Kobiety, którym daleko do wymiarów wychudzonych modelek, coraz głośniej o sobie przypominają. Nie tylko nie chowają się po kątach, ale wręcz z dumą prezentują swoje krągłości. Wyznają zasadę, że duże jest piękne. A nawet jeśli jest ich odrobinę za dużo, to nie powód, by przestać cieszyć się życiem. Twierdzą, że media zakłamują rzeczywistość i zupełnie zapominają o prawdziwych kobietach z krwi i kości. W zamian podziwiać musimy bezkształtne anorektyczki.

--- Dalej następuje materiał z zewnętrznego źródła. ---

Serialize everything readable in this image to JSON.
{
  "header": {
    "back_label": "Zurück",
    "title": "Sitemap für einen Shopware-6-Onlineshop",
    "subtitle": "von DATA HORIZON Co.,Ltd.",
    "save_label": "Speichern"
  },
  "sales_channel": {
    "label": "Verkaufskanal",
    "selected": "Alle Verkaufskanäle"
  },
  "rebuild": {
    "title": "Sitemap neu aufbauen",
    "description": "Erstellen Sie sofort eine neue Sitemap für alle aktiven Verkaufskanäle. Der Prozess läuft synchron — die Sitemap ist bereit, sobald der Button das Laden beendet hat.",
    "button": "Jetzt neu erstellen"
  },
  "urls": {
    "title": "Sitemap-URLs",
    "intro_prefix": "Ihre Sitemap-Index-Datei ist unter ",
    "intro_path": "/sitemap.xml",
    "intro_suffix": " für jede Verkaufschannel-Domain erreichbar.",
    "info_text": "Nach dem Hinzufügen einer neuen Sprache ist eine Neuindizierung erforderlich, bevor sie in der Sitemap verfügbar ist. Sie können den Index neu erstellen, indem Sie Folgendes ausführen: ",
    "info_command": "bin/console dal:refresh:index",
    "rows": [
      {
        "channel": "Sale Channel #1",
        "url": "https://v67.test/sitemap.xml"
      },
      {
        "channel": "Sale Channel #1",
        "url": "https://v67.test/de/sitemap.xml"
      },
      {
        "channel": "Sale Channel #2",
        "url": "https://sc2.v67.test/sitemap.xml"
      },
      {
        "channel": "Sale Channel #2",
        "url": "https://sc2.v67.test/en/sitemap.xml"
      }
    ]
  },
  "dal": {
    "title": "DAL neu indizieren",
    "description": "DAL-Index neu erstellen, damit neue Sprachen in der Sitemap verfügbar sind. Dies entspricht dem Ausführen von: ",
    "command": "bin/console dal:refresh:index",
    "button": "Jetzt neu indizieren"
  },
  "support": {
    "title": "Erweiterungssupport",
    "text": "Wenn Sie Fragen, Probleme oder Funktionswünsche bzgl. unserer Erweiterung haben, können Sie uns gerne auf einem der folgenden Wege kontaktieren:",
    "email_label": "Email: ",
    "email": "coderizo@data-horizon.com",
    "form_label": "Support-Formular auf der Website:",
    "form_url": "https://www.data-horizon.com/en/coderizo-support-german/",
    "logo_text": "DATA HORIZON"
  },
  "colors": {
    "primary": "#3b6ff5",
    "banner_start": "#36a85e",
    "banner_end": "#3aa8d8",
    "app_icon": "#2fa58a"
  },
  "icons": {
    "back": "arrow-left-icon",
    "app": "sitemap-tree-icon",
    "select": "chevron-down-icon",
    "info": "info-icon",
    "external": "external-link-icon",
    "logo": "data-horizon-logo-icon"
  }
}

Czy zastąpią je dziewczyny „plus size”?
Coraz większą odwagę w tym względzie widać także w modowej blogosferze. Wśród polskich szafiarek wciąż dominują te szczupłe, ale jesteśmy przekonane, że już niedługo na salonach pojawią się także te nieco większe. Trend ten jest już widoczny na Zachodzie, gdzie blogi puszystych autorek wzbudzają ogromne zainteresowanie. Jeśli jeszcze ich nie znacie, czas nadrobić zaległości! One udowadniają, że nie rozmiar, ale wyczucie stylu ma największe znaczenie.
Puszysta kobieta może prezentować się równie zjawiskowo, co jej wychudzona koleżanka. Grunt to pewność siebie i umiejętny dobór garderoby. To z nimi utożsamia się coraz więcej nastolatek. Zobaczcie modę w wydaniu XXL. Myślicie, że to dobry pomysł na zaistnienie? Pojawiają się pojedyncze głosy, że z nadwagą należy walczyć, a nie ją eksponować. Nasza bohaterki nie mają jednak żadnych oporów.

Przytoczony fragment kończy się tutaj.